Hospitals release patients as early as possible to minimize care expenses. Health plans and the government determine in advance how much they will pay the hospital based on the patient’s condition. There is one price for the entire hospital stay, rather than a charge for every service and supply used. Medicare has a list of about 750 diagnostically related groups of similar medical episodes.
This is a cost-containment strategy. The incentive is to release the patient on or before the reimbursement period runs out. Unfortunately, too many come back for additional care within a month. This may be a penny-wise, pound-foolish situation. Initial costs were minimized but overall costs likely increased. Hospitals are able to bill the government or health plans for another hospitalization.
Hip replacement illustrates the point. In the early 1990s, according to a study in the Journal of the American Medical Association, patients spent more than nine days, on average, for surgery and recuperation in the hospital. By 2008, that period was less than four days. The percentage of patients sent directly home decreased from about two-thirds to less than half. The proportion sent instead to rehabilitation facilities doubled. Furthermore, there was a 44 percent increase in the number of patients returning to the hospital within 30 days for further care.
Dr. Peter Cram, the study’s lead author, said, “You’re really just squeezing a balloon here. If we reduce the length of stay in the hospital, we can save money … But when we squeeze the balloon on one end to reduce length of stay, other costs pop up on the other end. This is why it’s so hard to reduce or contain health-care costs.”
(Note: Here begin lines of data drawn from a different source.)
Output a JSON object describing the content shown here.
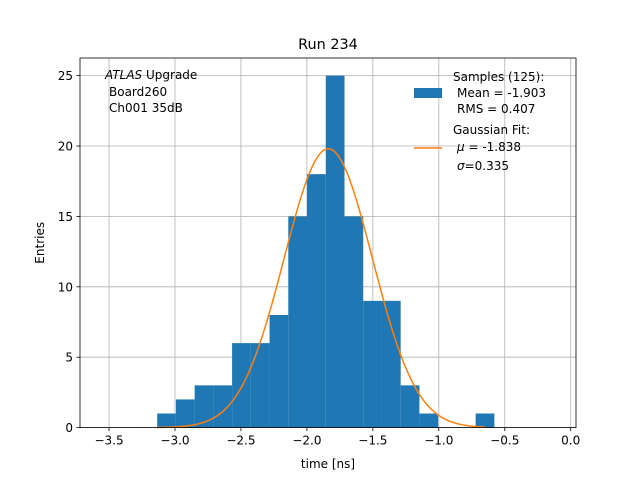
{
  "chart_data": {
    "type": "bar",
    "title": "Run 234",
    "xlabel": "time [ns]",
    "ylabel": "Entries",
    "xlim": [
      -3.72,
      0.04
    ],
    "ylim": [
      0,
      26.25
    ],
    "grid": true,
    "xticks": [
      -3.5,
      -3.0,
      -2.5,
      -2.0,
      -1.5,
      -1.0,
      -0.5,
      0.0
    ],
    "xtick_labels": [
      "−3.5",
      "−3.0",
      "−2.5",
      "−2.0",
      "−1.5",
      "−1.0",
      "−0.5",
      "0.0"
    ],
    "yticks": [
      0,
      5,
      10,
      15,
      20,
      25
    ],
    "ytick_labels": [
      "0",
      "5",
      "10",
      "15",
      "20",
      "25"
    ],
    "annotation": {
      "line1_italic": "ATLAS",
      "line1_rest": " Upgrade",
      "line2": "Board260",
      "line3": "Ch001 35dB"
    },
    "histogram": {
      "name": "Samples (125):",
      "color": "#1f77b4",
      "bin_edges": [
        -3.135,
        -2.993,
        -2.851,
        -2.709,
        -2.567,
        -2.425,
        -2.283,
        -2.141,
        -1.999,
        -1.857,
        -1.715,
        -1.573,
        -1.431,
        -1.289,
        -1.147,
        -1.005,
        -0.863,
        -0.721,
        -0.579
      ],
      "counts": [
        1,
        2,
        3,
        3,
        6,
        6,
        8,
        15,
        18,
        25,
        15,
        9,
        9,
        3,
        1,
        0,
        0,
        1
      ]
    },
    "gaussian_fit": {
      "name": "Gaussian Fit:",
      "color": "#ff7f0e",
      "mu": -1.838,
      "sigma": 0.335,
      "amplitude": 19.8,
      "x_range": [
        -3.135,
        -0.65
      ]
    },
    "legend": {
      "samples_title": "Samples (125):",
      "samples_mean": "Mean = -1.903",
      "samples_rms": "RMS = 0.407",
      "fit_title": "Gaussian Fit:",
      "fit_mu_symbol": "μ",
      "fit_mu_value": " = -1.838",
      "fit_sigma_symbol": "σ",
      "fit_sigma_value": "=0.335",
      "placement": "top-right"
    }
  }
}
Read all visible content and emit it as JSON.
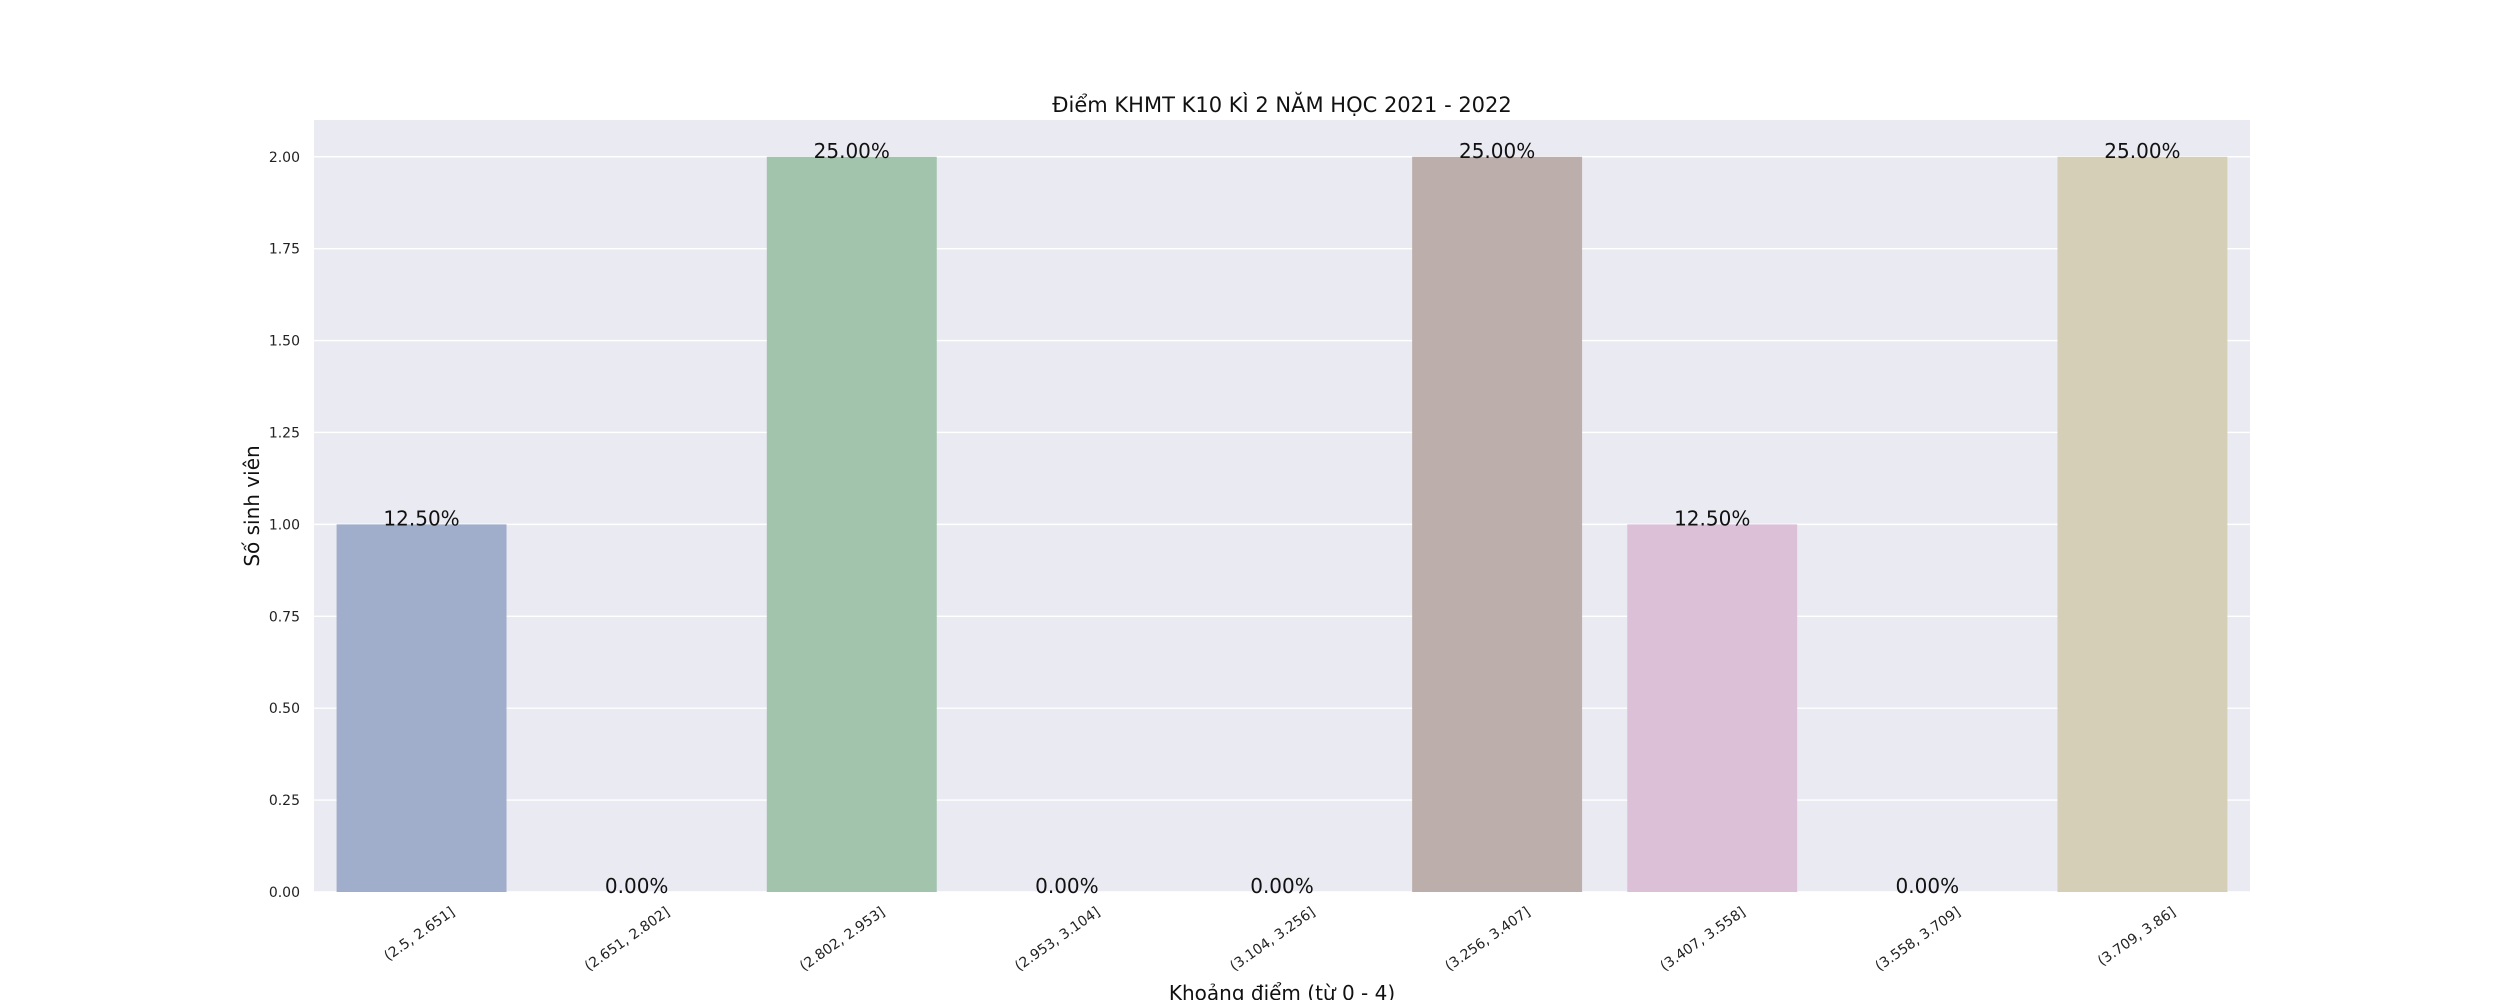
{
  "chart_data": {
    "type": "bar",
    "title": "Điểm KHMT K10 KÌ 2 NĂM HỌC 2021 - 2022",
    "xlabel": "Khoảng điểm (từ 0 - 4)",
    "ylabel": "Số sinh viên",
    "categories": [
      "(2.5, 2.651]",
      "(2.651, 2.802]",
      "(2.802, 2.953]",
      "(2.953, 3.104]",
      "(3.104, 3.256]",
      "(3.256, 3.407]",
      "(3.407, 3.558]",
      "(3.558, 3.709]",
      "(3.709, 3.86]"
    ],
    "values": [
      1,
      0,
      2,
      0,
      0,
      2,
      1,
      0,
      2
    ],
    "data_labels": [
      "12.50%",
      "0.00%",
      "25.00%",
      "0.00%",
      "0.00%",
      "25.00%",
      "12.50%",
      "0.00%",
      "25.00%"
    ],
    "colors": [
      "#a0aecb",
      "#a7c5ad",
      "#a2c3ac",
      "#b9b6c4",
      "#c4b6b6",
      "#bcafab",
      "#dcc0d8",
      "#c8c8c8",
      "#d5cfb8"
    ],
    "ylim": [
      0,
      2.1
    ],
    "yticks": [
      "0.00",
      "0.25",
      "0.50",
      "0.75",
      "1.00",
      "1.25",
      "1.50",
      "1.75",
      "2.00"
    ],
    "ytick_values": [
      0,
      0.25,
      0.5,
      0.75,
      1.0,
      1.25,
      1.5,
      1.75,
      2.0
    ],
    "grid": true,
    "plot_background": "#eaeaf2",
    "grid_color": "#ffffff"
  }
}
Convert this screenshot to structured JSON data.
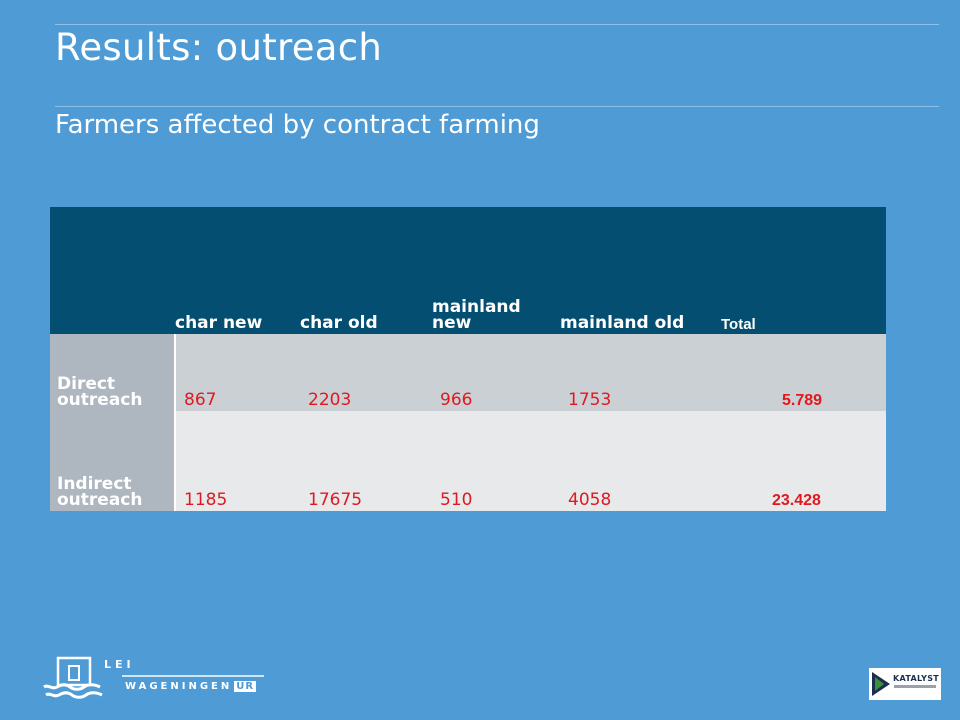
{
  "slide": {
    "title": "Results: outreach",
    "subtitle": "Farmers affected by contract farming"
  },
  "table": {
    "headers": [
      "",
      "char new",
      "char old",
      "mainland new",
      "mainland old",
      "Total"
    ],
    "rows": [
      {
        "label": "Direct outreach",
        "values": [
          "867",
          "2203",
          "966",
          "1753"
        ],
        "total": "5.789"
      },
      {
        "label": "Indirect outreach",
        "values": [
          "1185",
          "17675",
          "510",
          "4058"
        ],
        "total": "23.428"
      }
    ]
  },
  "footer": {
    "lei_label": "LEI",
    "wur_label": "WAGENINGEN",
    "wur_suffix": "UR",
    "sponsor_label": "KATALYST"
  },
  "colors": {
    "background": "#4f9bd5",
    "header_fill": "#034e71",
    "value_text": "#e0191f"
  }
}
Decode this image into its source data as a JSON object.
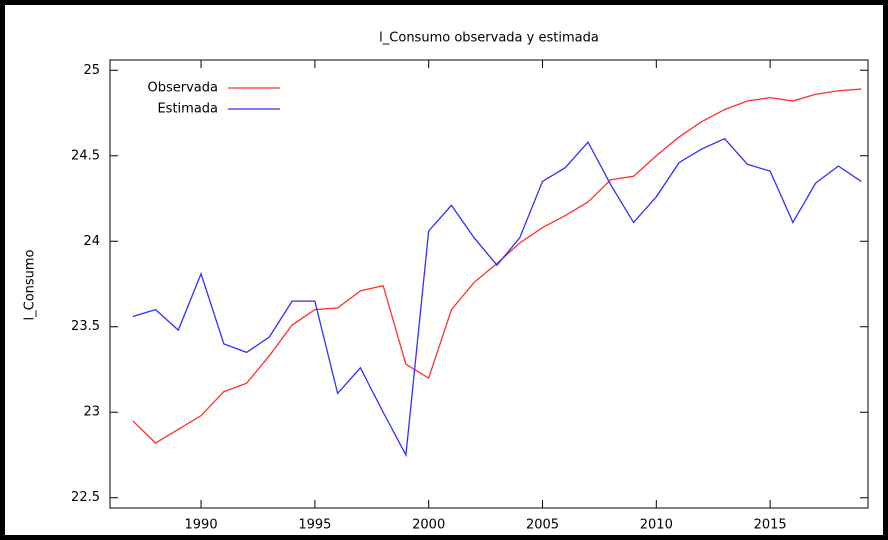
{
  "chart_data": {
    "type": "line",
    "title": "l_Consumo observada y estimada",
    "ylabel": "l_Consumo",
    "x": [
      1987,
      1988,
      1989,
      1990,
      1991,
      1992,
      1993,
      1994,
      1995,
      1996,
      1997,
      1998,
      1999,
      2000,
      2001,
      2002,
      2003,
      2004,
      2005,
      2006,
      2007,
      2008,
      2009,
      2010,
      2011,
      2012,
      2013,
      2014,
      2015,
      2016,
      2017,
      2018,
      2019
    ],
    "series": [
      {
        "name": "Observada",
        "color": "#ff3030",
        "values": [
          22.95,
          22.82,
          22.9,
          22.98,
          23.12,
          23.17,
          23.33,
          23.51,
          23.6,
          23.61,
          23.71,
          23.74,
          23.28,
          23.2,
          23.6,
          23.76,
          23.87,
          23.99,
          24.08,
          24.15,
          24.23,
          24.36,
          24.38,
          24.5,
          24.61,
          24.7,
          24.77,
          24.82,
          24.84,
          24.82,
          24.86,
          24.88,
          24.89
        ]
      },
      {
        "name": "Estimada",
        "color": "#3030ff",
        "values": [
          23.56,
          23.6,
          23.48,
          23.81,
          23.4,
          23.35,
          23.44,
          23.65,
          23.65,
          23.11,
          23.26,
          23.0,
          22.75,
          24.06,
          24.21,
          24.02,
          23.86,
          24.02,
          24.35,
          24.43,
          24.58,
          24.33,
          24.11,
          24.26,
          24.46,
          24.54,
          24.6,
          24.45,
          24.41,
          24.11,
          24.34,
          24.44,
          24.35
        ]
      }
    ],
    "xlim": [
      1986,
      2019.3
    ],
    "xticks": [
      1990,
      1995,
      2000,
      2005,
      2010,
      2015
    ],
    "ylim": [
      22.44,
      25.06
    ],
    "yticks": [
      22.5,
      23,
      23.5,
      24,
      24.5,
      25
    ],
    "legend": "upper-left"
  }
}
A key provision of the health-reform law attempts to reduce 30-day hospital readmission rates by penalizing the worst offenders. As of October 2012, Centers for Medicare and Medicaid Services can decrease payments by 1 percent to hospitals with excessive rates for patients with heart failure, acute myocardial infarction or pneumonia.
One in 5 Medicare beneficiaries was readmitted to the hospital within 30 days, and 1 in 3 within 90 days in 2003-2004. The cost of these unplanned readmissions was more than $17 billion in 2004. Blacks are 43 percent more likely to have unplanned readmissions. The risk is up to 33 percent more likely for those on high-risk medications.
The Joint Commission, which accredits hospitals, studied miscommunication from one caregiver to the next in 10 hospitals. These so-called transitions of care often are the culprit in readmissions. The commission found that handoffs were defective 37 percent of the time. There are 4,000 handoffs a day at a typical hospital, which means nearly 1,500 are mishandled. Those fumbled handoffs are associated with 80 percent of serious medical errors.
However, a recent study found that Medicare regions that have the highest readmission rates also have the highest hospital admission rates. In other words, doctors in some areas are quicker to stick – and re-stick – patients into the hospital than those elsewhere.
There are simply too many confounding factors to blame hospitals for readmission rates.